Peter King’s Monday morning column is always a great read.

It used to be published by Sports Illustrated, but it’s over at NBC Sports these days.

There’s a lot of stuff in today’s article about the Saints and how they approached Sunday’s slaughter of the Eagles. The most interesting part of the story mentions New Orleans’ game-planning and how they felt like they would be in good shape if they put it on Carson Wentz to throw his way to an Eagles victory.

In the story:

“And then, a bit of a surprise. “We want to put the game on [Eagles quarterback Carson] Wentz,” Payton said. Payton likes Wentz as a player, but his player-personnel analyst, Ryan Herman, gives him trends and numbers every week, and Payton tells the group two interesting ones about Wentz, from Herman: The Eagles are 1-11 when Wentz plays and they allow more than 26 points. And he’s 0-9 when he passes for between 308 and 364 yards, the point being if he does that, the Eagles likely won’t be running the ball well, and the Saints feel they can beat a one-dimensional offense.”

Oh yeah?

The Eagles are shitty when they give up a lot of points and/or have to abandon the run game? I’m stunned.
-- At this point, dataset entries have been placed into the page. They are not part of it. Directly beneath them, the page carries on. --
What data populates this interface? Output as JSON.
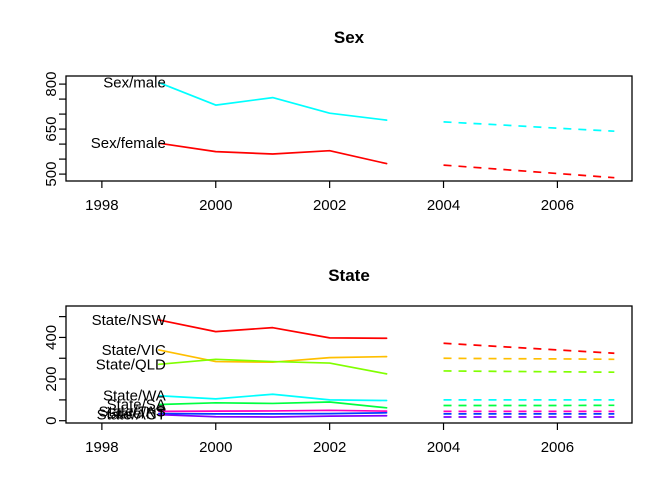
{
  "figure": {
    "background": "#FFFFFF",
    "panel_titles": [
      "Sex",
      "State"
    ]
  },
  "chart_data": [
    {
      "type": "line",
      "title": "Sex",
      "x_observed": [
        1999,
        2000,
        2001,
        2002,
        2003
      ],
      "x_forecast": [
        2004,
        2005,
        2006,
        2007
      ],
      "xticks": [
        1998,
        2000,
        2002,
        2004,
        2006
      ],
      "xlim": [
        1997.37,
        2007.31
      ],
      "ylim": [
        477,
        827
      ],
      "yticks": [
        500,
        550,
        600,
        650,
        700,
        750,
        800
      ],
      "yticks_labeled": [
        500,
        650,
        800
      ],
      "grid": false,
      "legend": "in-plot text labels at series start",
      "line_style": {
        "observed": "solid",
        "forecast": "dashed"
      },
      "series": [
        {
          "id": "sex-male",
          "name": "Sex/male",
          "color": "#00FFFF",
          "observed": [
            805,
            730,
            755,
            703,
            680
          ],
          "forecast": [
            674,
            664,
            653,
            643
          ]
        },
        {
          "id": "sex-female",
          "name": "Sex/female",
          "color": "#FF0000",
          "observed": [
            603,
            575,
            567,
            578,
            535
          ],
          "forecast": [
            530,
            516,
            502,
            488
          ]
        }
      ]
    },
    {
      "type": "line",
      "title": "State",
      "x_observed": [
        1999,
        2000,
        2001,
        2002,
        2003
      ],
      "x_forecast": [
        2004,
        2005,
        2006,
        2007
      ],
      "xticks": [
        1998,
        2000,
        2002,
        2004,
        2006
      ],
      "xlim": [
        1997.37,
        2007.31
      ],
      "ylim": [
        -11,
        551
      ],
      "yticks": [
        0,
        100,
        200,
        300,
        400,
        500
      ],
      "yticks_labeled": [
        0,
        200,
        400
      ],
      "grid": false,
      "legend": "in-plot text labels at series start",
      "line_style": {
        "observed": "solid",
        "forecast": "dashed"
      },
      "series": [
        {
          "id": "state-nsw",
          "name": "State/NSW",
          "color": "#FF0000",
          "observed": [
            484,
            428,
            447,
            398,
            396
          ],
          "forecast": [
            372,
            356,
            340,
            324
          ]
        },
        {
          "id": "state-vic",
          "name": "State/VIC",
          "color": "#FFBF00",
          "observed": [
            340,
            284,
            281,
            303,
            308
          ],
          "forecast": [
            300,
            298,
            297,
            295
          ]
        },
        {
          "id": "state-qld",
          "name": "State/QLD",
          "color": "#80FF00",
          "observed": [
            271,
            295,
            284,
            277,
            225
          ],
          "forecast": [
            239,
            237,
            235,
            233
          ]
        },
        {
          "id": "state-sa",
          "name": "State/SA",
          "color": "#00FF40",
          "observed": [
            78,
            86,
            83,
            90,
            62
          ],
          "forecast": [
            73,
            73,
            73,
            74
          ]
        },
        {
          "id": "state-wa",
          "name": "State/WA",
          "color": "#00FFFF",
          "observed": [
            120,
            105,
            127,
            100,
            97
          ],
          "forecast": [
            100,
            100,
            100,
            100
          ]
        },
        {
          "id": "state-nt",
          "name": "State/NT",
          "color": "#0040FF",
          "observed": [
            34,
            33,
            33,
            34,
            38
          ],
          "forecast": [
            33,
            33,
            33,
            33
          ]
        },
        {
          "id": "state-act",
          "name": "State/ACT",
          "color": "#8000FF",
          "observed": [
            29,
            19,
            18,
            22,
            24
          ],
          "forecast": [
            18,
            18,
            18,
            18
          ]
        },
        {
          "id": "state-tas",
          "name": "State/TAS",
          "color": "#FF00BF",
          "observed": [
            45,
            46,
            47,
            50,
            46
          ],
          "forecast": [
            45,
            45,
            45,
            45
          ]
        }
      ]
    }
  ]
}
That’s a monolithic revelation by the Saints’ analytics department. Normally the team that plays with the lead and takes away the running game is going to have the advantage. It’s what the Eagles did throughout the entirety of the 2017 regular season.

If you really want to parse that statistic, you can basically conclude that Carson Wentz hasn’t been able to win shootouts with his arm alone. I don’t know how many quarterbacks can do that on a consistent basis. Nick Foles was successful in this scenario during Super Bowl 52, so that’s a one-game example. And when you consider the fact that the Saints’ defense was not exactly the 1985 Chicago Bears, then sure, that makes yesterday’s Wentz performance look even worse.

Will on Twitter filtered Carson’s games by that second statistic, the passing yards:


Out of curiosity, I ran that same filter on Aaron Rodgers. There are too many 300+ passing yard games to fit on this page, so I just cut a chunk out of the page and pasted it here:

Six losses in there. Not a ton of pure “shootouts” I guess. It looks like he was 2-1 in games where the opponent scored 26+ points, just based off this small sample size.

Here’s another one for Drew Brees, where I cropped a chunk of games from the bottom end of the yardage spectrum:

16-4 career record when throwing between 312 and 328 yards, for what it’s worth.

All of this is interesting, but it’s ultimately arbitrary and doesn’t account for limitless variables. Who is each quarterback throwing the ball to? Who is the offensive coordinator? Does the play calling suck or is it good? Is the offensive line decent or horrible? How much experience does the quarterback have? Does the head coach even trust the running game in the first place?

There are plenty of examples out there of teams just stubbornly refusing to commit to the run, even when playing from ahead or in close games (Doug Pederson).

So yeah, intriguing paragraph about Wentz, and maybe one of these days he’s gonna have to pull a rabbit out of the hat and do it himself, but in this case isn’t the analytics department just telling us what we already know?